While this is a sizable change, Age of Wonders is still a 4X strategy game at its heart. That means there are plenty of colonies to create, armies to build, and residents the player will need to make happy as they attempt to gain control of the world either peacefully or through more violent matters. With six unique factions ranging from aliens to Amazonian women that battle while riding dinosaurs, there is plenty of depth to be found here despite the gameplay moving at a faster pace than most of its contemporaries.
Age of Wonders: Planetfall Review | Packed with content
The user interface for Age of Wonders: Planetfall can be a bit overwhelming at first and for good reason as there are different research trees to dump points into, multiple ways to keep your colonies happy, and plenty of upgrades to gain over time. However, Triumph Studios has done a great job of making sure newer players, and even veterans, don’t forget to maximize their turns with some helpful reminders on the right-hand side telling them what to do next. This can range from moving an army unit to making sure your production pipeline isn’t running dry. These small tips go a long way towards making a taxing game that juggles a ton of systems much more manageable.
Beyond its dense gameplay, Planetfall just has a lot to offer players in general as it has a number of different scenarios for players to face off against up to 12 players. These range from worlds that have been ravaged by past wars and ones that have been reclaimed by deadly predators to peaceful planets that are ready to be colonized upon. These maps are randomly generated each time out and there are a ton of options present so players can make games that end in just an hour or two rather than spending their entire evening staring at a computer screen like Civilization often requires.
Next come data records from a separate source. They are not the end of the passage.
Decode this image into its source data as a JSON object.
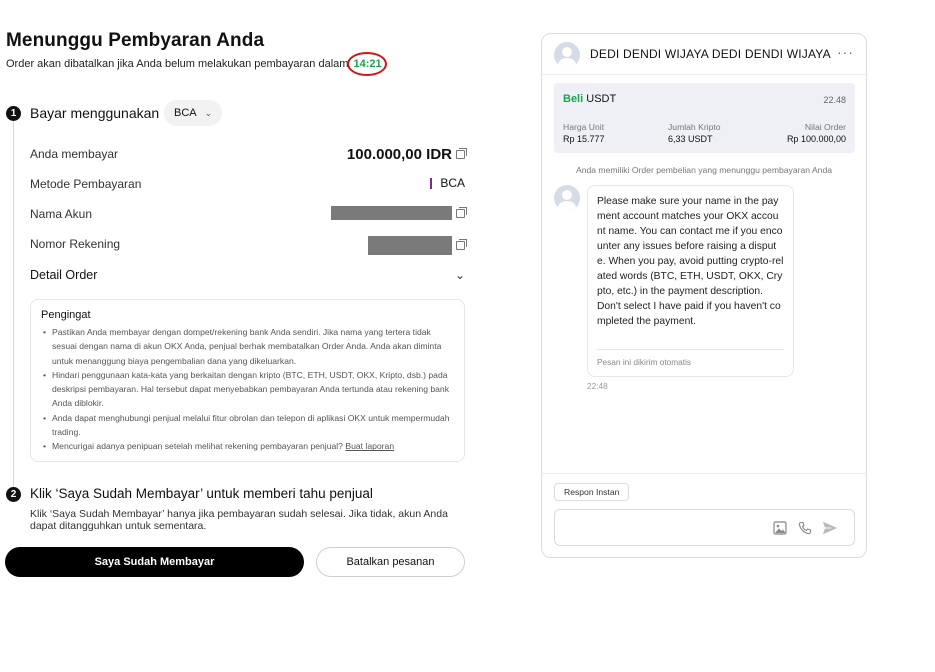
{
  "header": {
    "title": "Menunggu Pembyaran Anda",
    "subtitle": "Order akan dibatalkan jika Anda belum melakukan pembayaran dalam",
    "countdown": "14:21"
  },
  "step1": {
    "number": "1",
    "title": "Bayar menggunakan",
    "bank_selected": "BCA",
    "rows": {
      "amount_label": "Anda membayar",
      "amount_value": "100.000,00 IDR",
      "method_label": "Metode Pembayaran",
      "method_value": "BCA",
      "account_name_label": "Nama Akun",
      "account_number_label": "Nomor Rekening"
    },
    "detail_order_label": "Detail Order"
  },
  "notice": {
    "title": "Pengingat",
    "items": [
      "Pastikan Anda membayar dengan dompet/rekening bank Anda sendiri. Jika nama yang tertera tidak sesuai dengan nama di akun OKX Anda, penjual berhak membatalkan Order Anda. Anda akan diminta untuk menanggung biaya pengembalian dana yang dikeluarkan.",
      "Hindari penggunaan kata-kata yang berkaitan dengan kripto (BTC, ETH, USDT, OKX, Kripto, dsb.) pada deskripsi pembayaran. Hal tersebut dapat menyebabkan pembayaran Anda tertunda atau rekening bank Anda diblokir.",
      "Anda dapat menghubungi penjual melalui fitur obrolan dan telepon di aplikasi OKX untuk mempermudah trading.",
      "Mencurigai adanya penipuan setelah melihat rekening pembayaran penjual?"
    ],
    "report_link": "Buat laporan"
  },
  "step2": {
    "number": "2",
    "title": "Klik ‘Saya Sudah Membayar’ untuk memberi tahu penjual",
    "description": "Klik ‘Saya Sudah Membayar’ hanya jika pembayaran sudah selesai. Jika tidak, akun Anda dapat ditangguhkan untuk sementara."
  },
  "actions": {
    "paid_button": "Saya Sudah Membayar",
    "cancel_button": "Batalkan pesanan"
  },
  "chat": {
    "seller_name": "DEDI DENDI WIJAYA DEDI DENDI WIJAYA",
    "more_icon": "more-icon",
    "order": {
      "type": "Beli",
      "asset": "USDT",
      "time": "22.48",
      "unit_price_label": "Harga Unit",
      "unit_price_value": "Rp 15.777",
      "crypto_amount_label": "Jumlah Kripto",
      "crypto_amount_value": "6,33 USDT",
      "order_value_label": "Nilai Order",
      "order_value_value": "Rp 100.000,00"
    },
    "system_message": "Anda memiliki Order pembelian yang menunggu pembayaran Anda",
    "message": {
      "text": "Please make sure your name in the payment account matches your OKX account name. You can contact me if you encounter any issues before raising a dispute. When you pay, avoid putting crypto-related words (BTC, ETH, USDT, OKX, Crypto, etc.) in the payment description.\nDon't select I have paid if you haven't completed the payment.",
      "auto_note": "Pesan ini dikirim otomatis",
      "time": "22:48"
    },
    "quick_reply": "Respon Instan",
    "composer_placeholder": ""
  },
  "colors": {
    "accent_green": "#1aa34a",
    "timer_circle": "#d0141b",
    "primary_button": "#000000",
    "bca_bar": "#7b2b8c"
  }
}
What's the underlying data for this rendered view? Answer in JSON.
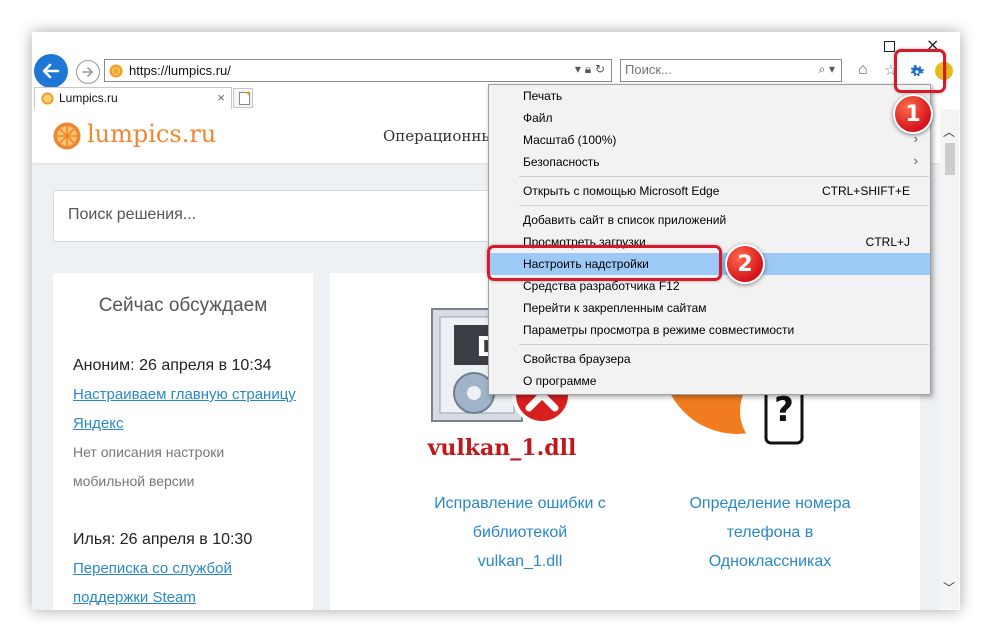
{
  "browser": {
    "address_url": "https://lumpics.ru/",
    "search_placeholder": "Поиск...",
    "tab_label": "Lumpics.ru",
    "tab_close": "×"
  },
  "site": {
    "name": "lumpics.ru",
    "nav_item": "Операционны",
    "search_placeholder": "Поиск решения...",
    "sidebar": {
      "title": "Сейчас обсуждаем",
      "comments": [
        {
          "author": "Аноним: 26 апреля в 10:34",
          "link_line1": "Настраиваем главную страницу",
          "link_line2": "Яндекс",
          "desc_line1": "Нет описания настроки",
          "desc_line2": "мобильной версии"
        },
        {
          "author": "Илья: 26 апреля в 10:30",
          "link_line1": "Переписка со службой",
          "link_line2": "поддержки Steam"
        }
      ]
    },
    "articles": [
      {
        "image_caption": "vulkan_1.dll",
        "title_lines": [
          "Исправление ошибки с",
          "библиотекой",
          "vulkan_1.dll"
        ]
      },
      {
        "title_lines": [
          "Определение номера",
          "телефона в",
          "Одноклассниках"
        ]
      }
    ]
  },
  "menu": {
    "items": [
      {
        "label": "Печать",
        "shortcut": ""
      },
      {
        "label": "Файл",
        "shortcut": ""
      },
      {
        "label": "Масштаб (100%)",
        "shortcut": ""
      },
      {
        "label": "Безопасность",
        "shortcut": ""
      },
      {
        "label": "Открыть с помощью Microsoft Edge",
        "shortcut": "CTRL+SHIFT+E"
      },
      {
        "label": "Добавить сайт в список приложений",
        "shortcut": ""
      },
      {
        "label": "Просмотреть загрузки",
        "shortcut": "CTRL+J"
      },
      {
        "label": "Настроить надстройки",
        "shortcut": ""
      },
      {
        "label": "Средства разработчика F12",
        "shortcut": ""
      },
      {
        "label": "Перейти к закрепленным сайтам",
        "shortcut": ""
      },
      {
        "label": "Параметры просмотра в режиме совместимости",
        "shortcut": ""
      },
      {
        "label": "Свойства браузера",
        "shortcut": ""
      },
      {
        "label": "О программе",
        "shortcut": ""
      }
    ],
    "submenu_arrow": "›"
  },
  "callouts": {
    "badge_1": "1",
    "badge_2": "2"
  },
  "colors": {
    "accent": "#f0862e",
    "link": "#2a88c8",
    "callout": "#d8192a",
    "menu_highlight": "#9cc9f5"
  }
}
A great way to get accustomed to all of what Age of Wonders has to offer is in the game’s lengthy campaign mode. This has players controlling the human faction called the Vanguard, whose warriors just awoke after spending over 100 years in cryosleep. Getting used to the ever-changing interstellar power struggle is one of the angles that the campaign takes, but it really serves as a good way to learn more about all of the game’s different factions. Players will get to meet the bug-like aliens Kir’Ko, who specialize in melee combat, and get a good overview of how the universe currently coexists despite all six races having different ideals and societies.
Age of Wonders: Planetfall Review | A satisfying blend
Sadly, the campaign struggles to tell a very interesting tale. A 4X strategy game isn’t a great place for storytelling in general, especially when so many factions are battling over a small world. Most of the characters aren’t all that interesting to negotiate with and this sci-fi universe lacks some of the charm that the older fantasy titles had. On top of that, none of the missions stand out as all that exciting, but they do their job of getting players accustomed with all of the gameplay systems and ready to dive into the scenarios.
The real highlight comes in the form of its combat, as the struggles for planetary domination shine when players get to take apart in key skirmishes. There is still the option to automate battles, which is a helpful option considering how often combat can occur during a single turn, but it’s easy to want that extra layer of control when facing one enemy’s top commanders or infiltrating one of their key colonies. This one strength helps Age of Wonders: Planetfall feel like its own game and different enough from the pack that players won’t constantly be comparing it to Civilization or past titles in the series.
Age of Wonders: Planetfall is one of the most unique 4X games released in recent memory, and that is great news for a genre that can be a bit stale at times. Its blend of XCOM-like combat with the traditional strategy elements isn’t perfect, and there are some rough spots that Triumph Studios will need to work on in the future, but it provides an enjoyable and fresh challenge. While the generic sci-fi world isn’t as rich or organic as the previous high fantasy settings, its amount of depth and ways to play carry it up and beyond many of its genre rivals.
GameRevolution reviewed Age of Wonders: Planetfall on PC with a copy provided by the publisher.